Kesaksian Sebuah Motor Tua Tentang Seorang Pemuda yang Mengejar Sarjana

Dilihat : 175

Aku melihatmu menundukkan kepala dalam-dalam di tempat pertama kali kalian bertemu.

"Bapakku tidak merestui kita. Kata bapak, pendidikan kekasihku harus minimal sarjana" kata gadis itu sambil melepas genggaman tanganmu yang masih kuat mencengkram lengannya.

“Bapak sudah menjodohkanku dengan seseorang yang setara dengan diriku..” kata gadis itu sambil pergi meninggalkanmu.

Apakah di mata gadis itu kamu tidak layak untuk dipertahankan?

Kamu membisu. Di mataku, aku melihat bahumu bergetar karena pilu. Lidahmu kelu. Susunan kalimat yang kamu siapkan di hadapan gadismu hanya sampai pada kerongkongan. Rasa sakit yang kamu terima karena kenyataan memukul balik semua kepercayaan diri yang sudah kamu persiapkan. Kamu hanya bisa menunduk sampai akhir.

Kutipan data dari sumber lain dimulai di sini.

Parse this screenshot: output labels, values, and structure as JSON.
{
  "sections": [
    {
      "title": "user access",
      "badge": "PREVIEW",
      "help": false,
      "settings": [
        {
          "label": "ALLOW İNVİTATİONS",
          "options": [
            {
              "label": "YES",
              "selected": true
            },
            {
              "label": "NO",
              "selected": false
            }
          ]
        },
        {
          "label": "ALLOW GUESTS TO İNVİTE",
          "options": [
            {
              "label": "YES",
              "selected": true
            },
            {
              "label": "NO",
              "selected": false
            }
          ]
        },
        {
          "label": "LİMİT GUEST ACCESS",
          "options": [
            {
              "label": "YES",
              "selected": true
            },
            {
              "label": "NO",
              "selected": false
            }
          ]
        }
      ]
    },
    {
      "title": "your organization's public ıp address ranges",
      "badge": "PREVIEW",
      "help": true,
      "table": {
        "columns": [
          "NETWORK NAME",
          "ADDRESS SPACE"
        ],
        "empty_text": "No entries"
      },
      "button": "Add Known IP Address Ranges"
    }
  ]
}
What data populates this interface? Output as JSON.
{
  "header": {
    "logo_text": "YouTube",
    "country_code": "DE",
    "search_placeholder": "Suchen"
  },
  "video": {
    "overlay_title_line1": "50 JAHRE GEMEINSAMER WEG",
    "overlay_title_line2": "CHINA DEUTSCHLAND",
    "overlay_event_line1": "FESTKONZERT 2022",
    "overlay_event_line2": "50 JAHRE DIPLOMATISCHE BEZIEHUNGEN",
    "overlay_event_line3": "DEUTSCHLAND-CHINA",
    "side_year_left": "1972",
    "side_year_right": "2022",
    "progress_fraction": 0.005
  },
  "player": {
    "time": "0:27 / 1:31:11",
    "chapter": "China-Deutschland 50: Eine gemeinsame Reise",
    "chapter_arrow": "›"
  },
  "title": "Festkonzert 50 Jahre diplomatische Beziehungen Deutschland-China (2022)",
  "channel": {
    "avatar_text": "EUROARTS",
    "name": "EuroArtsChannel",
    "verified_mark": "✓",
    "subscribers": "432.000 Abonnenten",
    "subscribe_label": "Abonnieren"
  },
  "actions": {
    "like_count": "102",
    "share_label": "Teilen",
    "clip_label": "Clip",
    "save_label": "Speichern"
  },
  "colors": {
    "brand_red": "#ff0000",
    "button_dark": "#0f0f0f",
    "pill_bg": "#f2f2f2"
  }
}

Gadis itu pergi meninggalkanmu, dalam kekalutan.

Dan kesepian.

 

***

 

Hari-hari berikutnya, kamu tenggelam dalam kesedihan tak berkesudahan.

Aku sedih melihatmu bagai orang mati karena patah hati. Saat-saat bekerja denganmu tidak lagi menyenangkan sebab dirimu lebih banyak diam. Kamu mungkin masih memikirkan kalimat terakhir yang dilontarkan gadismu saat pergi mengakhiri hubungan.

 

"Bapakku tidak merestui kita. Kata bapak, pendidikan kekasihku harus minimal sarjana"

 

Tatapanmu seringkali mendadak kosong saat mengingatnya. Tapi mau dikata apa, kamu sadar bahwa perkataan gadismu saat itu benar adanya.

Kamu kemudian mulai menyalahkan dirimu sendiri karena tidak melanjutkan sekolah ke perguruan tinggi. Bukan karena tidak mampu bersaing dengan ribuan calon mahasiswa lain. Mengamatimu dari jarak sedekat ini, aku tahu kamu tidak melanjutkan perguruan tinggi karena faktor ekonomi, seperti banyak remaja lain yang terpaksa mengubur mimpi karena alasan ini.

Lulus SMA, aku tidak pernah melihatmu bermalas-malasan walau hanya sehari. Kamu, anak laki-laki tertua dalam keluarga mengambil alih peran bapak yang sudah dua tahun lalu lebih dulu pergi. Ibu, dan tiga adik di bawahmu yang masih sekolah perlu biaya. Kamu mengorbankan diri dan mimpimu. Kamu adalah orang yang bekerja paling keras demi keluarga yang kamu cintai. Aku menjadi saksi atas kerja kerasmu selama ini.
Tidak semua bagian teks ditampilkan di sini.